The deckhouse has an aft, port-side galley. Open the full-size deckhouse door and aft port-side window to create a large, open space to the cockpit. With this aft window open, you can flip down a hinged section of the countertop to create a walk-up serving area in the cockpit.
Large windows and light woodwork create a bright interior. Two standard electric overhead hatches bring in more natural light. The dinette, with a large table (44 by 24 inches), can seat four comfortably.
The companionway could use a handrail to guide you down the three steps leading below deck, where there’s a forward master stateroom, an amidships cabin and a stand-up head compartment.
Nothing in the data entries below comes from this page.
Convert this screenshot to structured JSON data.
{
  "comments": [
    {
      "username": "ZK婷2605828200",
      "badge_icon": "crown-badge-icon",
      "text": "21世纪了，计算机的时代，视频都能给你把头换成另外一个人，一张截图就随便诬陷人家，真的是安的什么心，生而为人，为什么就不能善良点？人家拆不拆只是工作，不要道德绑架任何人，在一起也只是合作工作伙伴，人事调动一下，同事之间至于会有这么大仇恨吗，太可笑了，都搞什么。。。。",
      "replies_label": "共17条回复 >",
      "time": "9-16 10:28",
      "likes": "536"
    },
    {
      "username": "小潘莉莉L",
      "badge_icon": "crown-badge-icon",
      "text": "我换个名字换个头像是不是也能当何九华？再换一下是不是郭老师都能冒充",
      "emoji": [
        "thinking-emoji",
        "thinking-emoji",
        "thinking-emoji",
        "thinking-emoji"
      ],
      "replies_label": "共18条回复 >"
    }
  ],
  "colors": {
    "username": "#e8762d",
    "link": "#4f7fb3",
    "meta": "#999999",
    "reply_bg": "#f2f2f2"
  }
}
A scissor-action berth in the master gives you the option of a double or two singles. Eye-level windows and an overhead hatch draw in natural light.
The amidships cabin to port has a double, crawl-in berth and stowage. The inboard bunk is cozy, with 16 inches of headroom. The starboard-side head, with a separate shower and a vanity with a sink, has a shared entrance and a second entrance from the master stateroom.
Even without the electric motor, the Greenline 36, with its low-drag hull and modern diesel, is a fuel-efficient, environmentally friendlier coastal cruiser. The base price with the 370-hp Yanmar is $361,900; with the 220-hp Volvo Penta it’s $339,900. The hybrid model (Volvo Penta with 10-kW electric motor) is $374,800.
Air temperature: 80 F; humidity: 65 percent; seas: 2 feet; load: half fuel, half water, four persons. Speeds measured with on-board Raymarine GPS/chart plotter. GPH taken from on-board Yanmar digital gauge. Range is 90 percent of advertised fuel capacity. Sound levels taken at the helm with closed pilothouse.
Bow and stern thrusters, solar pack (four panels), navigation and communications package, reverse-cycle air conditioning, full-size refrigerator/freezer, microwave oven, ceramic stove, water heater, transom shower, teak decking, inverter/charger, anchor with windlass.
A Winning Combination By Chris Landry Casting off the bowlines, the Greenline 40 crept silently out of her slip and glided toward the Intracoastal Waterway. We had barely left the dock, and I was already experiencing the joys of green boating. Twin electric motors pushed the hybrid cruiser at 5 knots. I took the wheel from Dennis Rhodes, Greenline’s U.S. sales manager, who had set up the demo ride for me at Harbour Towne Marina in Dania Beach, Florida. If you’re looking for an adrenaline rush, driving an electric boat probably isn’t your thing. But if you enjoy the sense of being enveloped in nature and close to the water, you’ll be thrilled by the Greenline’s quiet performance. The electric propulsion lets you enter and exit marinas and anchorages in silence, with zero emissions. How cool is that? It’s also very relaxing, and that’s a big part of why many of us go boating. I tried to measure the decibel level of the electric engines, but the meter only registered the gurgle of a small wake running from the transom. The hybrid propulsion system on the Greenline 40 consists of twin 220-hp Volvo Penta D3 diesels and twin 15-hp electric motors — conjoined by a hydraulic clutch — and a lithium battery bank. At the maximum speed of 6.5 knots, battery power will last about two hours for a range of about 13 nautical miles. She’s much more efficient at about 4 knots, where the batteries will last five hours for a range of about 20 nautical miles. Switching from electric to diesel takes a few seconds. Put the electric engines in neutral, turn the diesel/electric switch to diesel, wait three seconds for the clutch to engage, and push the start buttons. It’s that easy. Most boaters will choose to run on diesel between destinations and use the electric motors to get in and out of harbors or explore scenic shorelines. It’s a winning combination.